Qui dit transactions différées dit hausse des prix, et donc nouveaux investisseurs en vue. Ces billets à effet passent de mains en mains: ils changent de propriétaire jusqu’à 10 fois dans la même journée! Tous les ingrédients sont réunis pour une bulle spéculative. C’est le début d’un "windhandel", ou commerce du vent, tel que décrit par les contemporains.

Un bulbe pouvait valoir… deux maisons

Mais le vent commence à tourner. En 1636, un projet de loi change la donne et modifie les cours sur les marchés. Les contrats n'incluent désormais plus une obligation d'achat mais ne sont que des options. Résultat, les spéculateurs se ruent en masse sur le marché. Mêmes les tulipes dites "normales" s’achètent à des prix indécents.

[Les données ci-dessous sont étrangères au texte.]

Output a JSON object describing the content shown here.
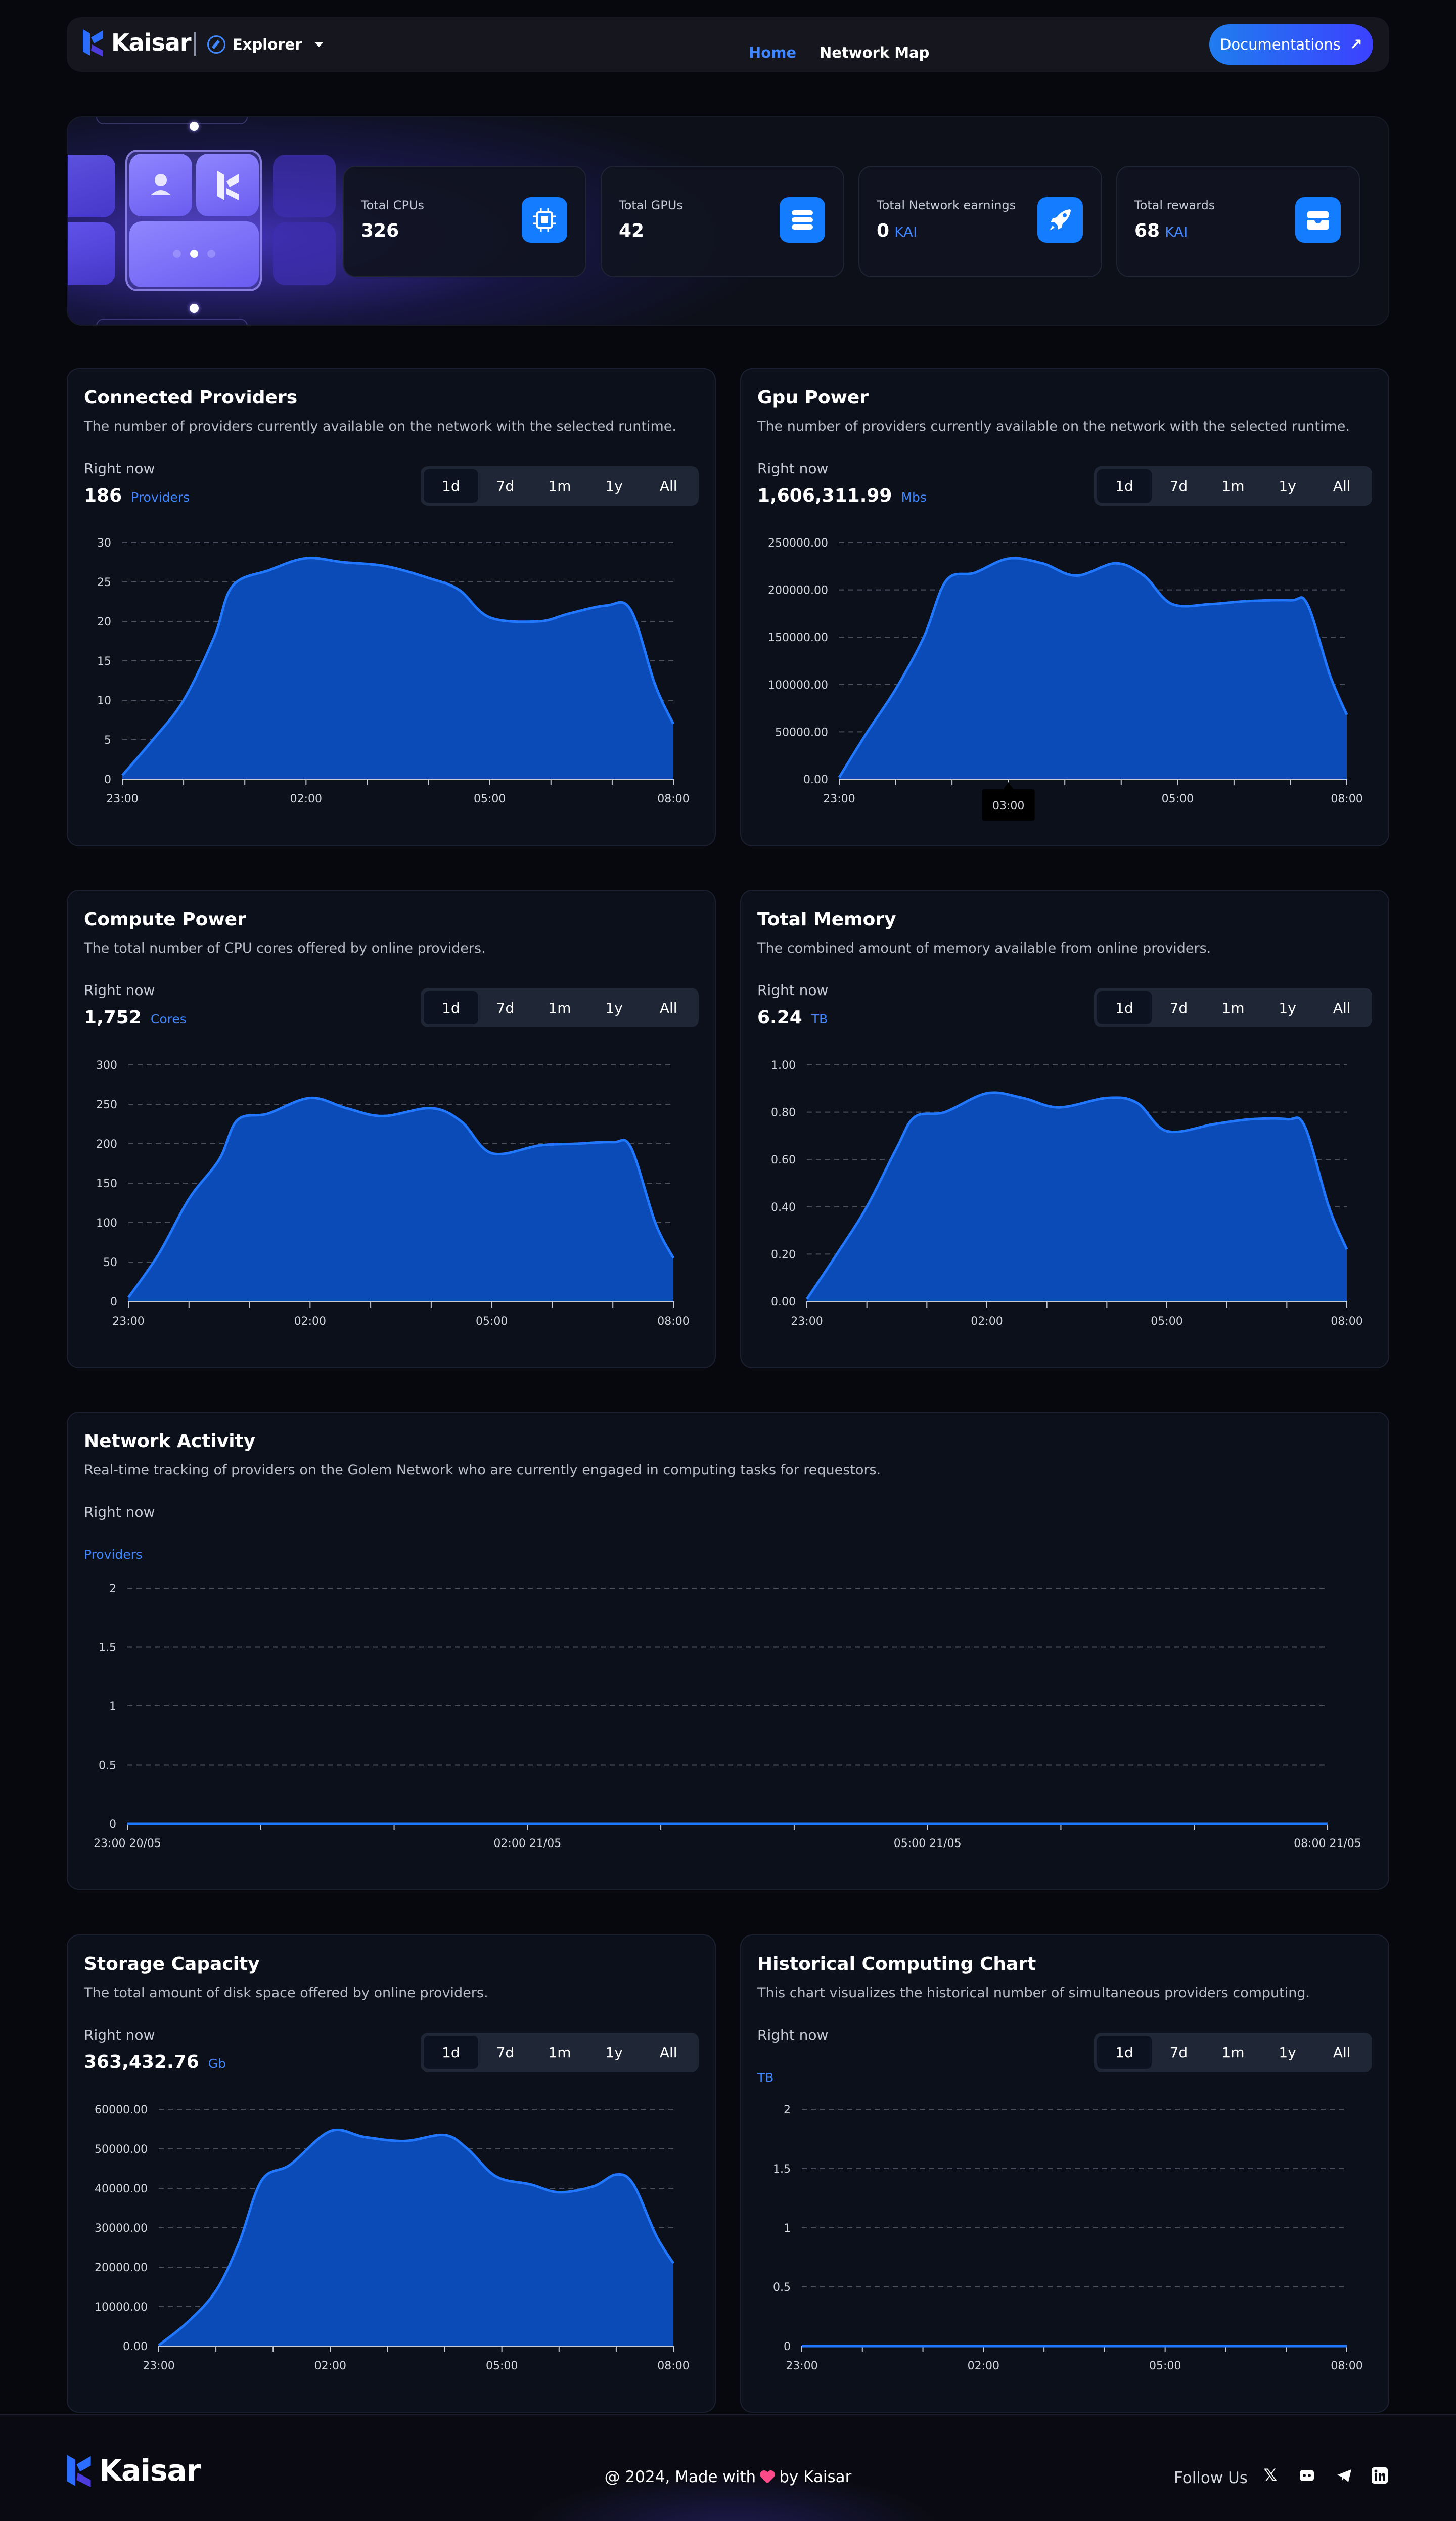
{
  "brand": "Kaisar",
  "nav": {
    "explorer": "Explorer",
    "links": [
      "Home",
      "Network Map"
    ],
    "docs": "Documentations"
  },
  "stats": [
    {
      "label": "Total CPUs",
      "value": "326",
      "unit": "",
      "icon": "cpu-icon"
    },
    {
      "label": "Total GPUs",
      "value": "42",
      "unit": "",
      "icon": "server-icon"
    },
    {
      "label": "Total Network earnings",
      "value": "0",
      "unit": "KAI",
      "icon": "rocket-icon"
    },
    {
      "label": "Total rewards",
      "value": "68",
      "unit": "KAI",
      "icon": "inbox-icon"
    }
  ],
  "ranges": [
    "1d",
    "7d",
    "1m",
    "1y",
    "All"
  ],
  "right_now": "Right now",
  "cards": [
    {
      "title": "Connected Providers",
      "desc": "The number of providers currently available on the network with the selected runtime.",
      "value": "186",
      "unit": "Providers"
    },
    {
      "title": "Gpu Power",
      "desc": "The number of providers currently available on the network with the selected runtime.",
      "value": "1,606,311.99",
      "unit": "Mbs",
      "tooltip": "03:00"
    },
    {
      "title": "Compute Power",
      "desc": "The total number of CPU cores offered by online providers.",
      "value": "1,752",
      "unit": "Cores"
    },
    {
      "title": "Total Memory",
      "desc": "The combined amount of memory available from online providers.",
      "value": "6.24",
      "unit": "TB"
    },
    {
      "title": "Network Activity",
      "desc": "Real-time tracking of providers on the Golem Network who are currently engaged in computing tasks for requestors.",
      "value": "",
      "unit": "Providers"
    },
    {
      "title": "Storage Capacity",
      "desc": "The total amount of disk space offered by online providers.",
      "value": "363,432.76",
      "unit": "Gb"
    },
    {
      "title": "Historical Computing Chart",
      "desc": "This chart visualizes the historical number of simultaneous providers computing.",
      "value": "",
      "unit": "TB"
    }
  ],
  "chart_data": [
    {
      "type": "area",
      "name": "connected-providers",
      "x": [
        "23:00",
        "02:00",
        "05:00",
        "08:00"
      ],
      "ylim": [
        0,
        30
      ],
      "yticks": [
        "0",
        "5",
        "10",
        "15",
        "20",
        "25",
        "30"
      ],
      "color": "#1d6fff",
      "points": [
        [
          23.0,
          0.5
        ],
        [
          23.5,
          5
        ],
        [
          24.0,
          10
        ],
        [
          24.5,
          18
        ],
        [
          24.8,
          24.5
        ],
        [
          25.4,
          26.5
        ],
        [
          26.0,
          28
        ],
        [
          26.6,
          27.5
        ],
        [
          27.3,
          27
        ],
        [
          28.0,
          25.5
        ],
        [
          28.5,
          24
        ],
        [
          29.0,
          20.5
        ],
        [
          29.8,
          20
        ],
        [
          30.3,
          21
        ],
        [
          30.9,
          22
        ],
        [
          31.3,
          21.5
        ],
        [
          31.7,
          12
        ],
        [
          32.0,
          7
        ]
      ]
    },
    {
      "type": "area",
      "name": "gpu-power",
      "x": [
        "23:00",
        "02:00",
        "05:00",
        "08:00"
      ],
      "ylim": [
        0,
        250000
      ],
      "yticks": [
        "0.00",
        "50000.00",
        "100000.00",
        "150000.00",
        "200000.00",
        "250000.00"
      ],
      "color": "#1d6fff",
      "points": [
        [
          23.0,
          2000
        ],
        [
          23.5,
          50000
        ],
        [
          24.0,
          95000
        ],
        [
          24.5,
          150000
        ],
        [
          24.9,
          210000
        ],
        [
          25.4,
          218000
        ],
        [
          26.0,
          233000
        ],
        [
          26.6,
          228000
        ],
        [
          27.2,
          215000
        ],
        [
          27.9,
          228000
        ],
        [
          28.4,
          215000
        ],
        [
          28.9,
          185000
        ],
        [
          29.6,
          185000
        ],
        [
          30.2,
          188000
        ],
        [
          31.0,
          189000
        ],
        [
          31.3,
          185000
        ],
        [
          31.7,
          110000
        ],
        [
          32.0,
          68000
        ]
      ]
    },
    {
      "type": "area",
      "name": "compute-power",
      "x": [
        "23:00",
        "02:00",
        "05:00",
        "08:00"
      ],
      "ylim": [
        0,
        300
      ],
      "yticks": [
        "0",
        "50",
        "100",
        "150",
        "200",
        "250",
        "300"
      ],
      "color": "#1d6fff",
      "points": [
        [
          23.0,
          5
        ],
        [
          23.5,
          60
        ],
        [
          24.0,
          130
        ],
        [
          24.5,
          180
        ],
        [
          24.8,
          230
        ],
        [
          25.3,
          238
        ],
        [
          26.0,
          258
        ],
        [
          26.6,
          245
        ],
        [
          27.2,
          235
        ],
        [
          28.0,
          245
        ],
        [
          28.5,
          228
        ],
        [
          29.0,
          188
        ],
        [
          29.8,
          198
        ],
        [
          30.4,
          200
        ],
        [
          31.0,
          202
        ],
        [
          31.3,
          195
        ],
        [
          31.7,
          100
        ],
        [
          32.0,
          55
        ]
      ]
    },
    {
      "type": "area",
      "name": "total-memory",
      "x": [
        "23:00",
        "02:00",
        "05:00",
        "08:00"
      ],
      "ylim": [
        0,
        1
      ],
      "yticks": [
        "0.00",
        "0.20",
        "0.40",
        "0.60",
        "0.80",
        "1.00"
      ],
      "color": "#1d6fff",
      "points": [
        [
          23.0,
          0.01
        ],
        [
          23.5,
          0.2
        ],
        [
          24.0,
          0.4
        ],
        [
          24.5,
          0.65
        ],
        [
          24.8,
          0.78
        ],
        [
          25.3,
          0.8
        ],
        [
          26.0,
          0.88
        ],
        [
          26.6,
          0.86
        ],
        [
          27.2,
          0.82
        ],
        [
          28.0,
          0.86
        ],
        [
          28.5,
          0.84
        ],
        [
          29.0,
          0.72
        ],
        [
          29.8,
          0.75
        ],
        [
          30.4,
          0.77
        ],
        [
          31.0,
          0.77
        ],
        [
          31.3,
          0.74
        ],
        [
          31.7,
          0.4
        ],
        [
          32.0,
          0.22
        ]
      ]
    },
    {
      "type": "line",
      "name": "network-activity",
      "x": [
        "23:00 20/05",
        "02:00 21/05",
        "05:00 21/05",
        "08:00 21/05"
      ],
      "ylim": [
        0,
        2
      ],
      "yticks": [
        "0",
        "0.5",
        "1",
        "1.5",
        "2"
      ],
      "color": "#1d6fff",
      "points": [
        [
          23.0,
          0
        ],
        [
          32.0,
          0
        ]
      ]
    },
    {
      "type": "area",
      "name": "storage-capacity",
      "x": [
        "23:00",
        "02:00",
        "05:00",
        "08:00"
      ],
      "ylim": [
        0,
        60000
      ],
      "yticks": [
        "0.00",
        "10000.00",
        "20000.00",
        "30000.00",
        "40000.00",
        "50000.00",
        "60000.00"
      ],
      "color": "#1d6fff",
      "points": [
        [
          23.0,
          200
        ],
        [
          23.5,
          6000
        ],
        [
          24.0,
          14000
        ],
        [
          24.4,
          26000
        ],
        [
          24.8,
          42000
        ],
        [
          25.3,
          46000
        ],
        [
          26.0,
          54500
        ],
        [
          26.6,
          53000
        ],
        [
          27.3,
          52000
        ],
        [
          28.0,
          53500
        ],
        [
          28.4,
          50000
        ],
        [
          28.9,
          43000
        ],
        [
          29.5,
          41000
        ],
        [
          30.0,
          39000
        ],
        [
          30.6,
          40500
        ],
        [
          31.0,
          43500
        ],
        [
          31.3,
          41000
        ],
        [
          31.7,
          28000
        ],
        [
          32.0,
          21000
        ]
      ]
    },
    {
      "type": "line",
      "name": "historical-computing",
      "x": [
        "23:00",
        "02:00",
        "05:00",
        "08:00"
      ],
      "ylim": [
        0,
        2
      ],
      "yticks": [
        "0",
        "0.5",
        "1",
        "1.5",
        "2"
      ],
      "color": "#1d6fff",
      "points": [
        [
          23.0,
          0
        ],
        [
          32.0,
          0
        ]
      ]
    }
  ],
  "footer": {
    "made_prefix": "@ 2024, Made with",
    "made_suffix": "by Kaisar",
    "follow": "Follow Us",
    "socials": [
      "x-icon",
      "discord-icon",
      "telegram-icon",
      "linkedin-icon"
    ]
  }
}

La bulle spéculative éclate. Au sommet de la bulle spéculative, un bulbe de la variété très prisée Semper Augustus se vendait ainsi jusqu'à 10.000 florins, soit l’équivalent à cette époque de deux maisons à Amsterdam. Il est donc courant, pour les plus riches, de placer son argent dans des tulipes plutôt que dans des tableaux de peintres renommés.

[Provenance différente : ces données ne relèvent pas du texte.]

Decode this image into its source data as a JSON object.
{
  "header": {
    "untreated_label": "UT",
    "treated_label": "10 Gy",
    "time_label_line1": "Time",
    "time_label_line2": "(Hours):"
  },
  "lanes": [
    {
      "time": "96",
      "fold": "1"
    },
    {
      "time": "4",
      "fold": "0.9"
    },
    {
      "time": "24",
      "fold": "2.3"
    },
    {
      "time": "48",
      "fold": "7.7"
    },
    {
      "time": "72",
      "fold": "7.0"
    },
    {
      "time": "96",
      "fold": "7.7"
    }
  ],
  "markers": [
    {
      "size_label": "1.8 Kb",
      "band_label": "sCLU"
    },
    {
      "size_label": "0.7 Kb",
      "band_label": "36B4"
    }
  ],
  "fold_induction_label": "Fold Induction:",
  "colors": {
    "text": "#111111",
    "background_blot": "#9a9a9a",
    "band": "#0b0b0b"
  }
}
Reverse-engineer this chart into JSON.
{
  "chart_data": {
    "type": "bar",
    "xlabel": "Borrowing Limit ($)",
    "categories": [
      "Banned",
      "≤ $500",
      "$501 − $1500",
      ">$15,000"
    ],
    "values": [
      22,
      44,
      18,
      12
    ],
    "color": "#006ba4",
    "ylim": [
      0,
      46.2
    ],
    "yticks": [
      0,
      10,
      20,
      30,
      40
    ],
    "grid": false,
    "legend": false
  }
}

D’après les historiens, la peste noire serait à l’origine du crash. Lors d’une vente aux enchères, anticipée comme un autre succès, les enchérisseurs habituels désertent la place, faute de pouvoir honorer leurs contrats. C'est la fin de la folie spéculative.

Sans organisation et régulation, le marché a engendré des transactions sans garanties. Résultat? L'annulation massive des contrats a plongé plusieurs individus malchanceux dans la faillite. Ce qui n'a pas détourné pour autant les Hollandais de la tulipe: les Pays-Bas sont aujourd'hui le premier producteur au monde de cette fleur, avec deux milliards d'unités qui sortent des champs bataves chaque année.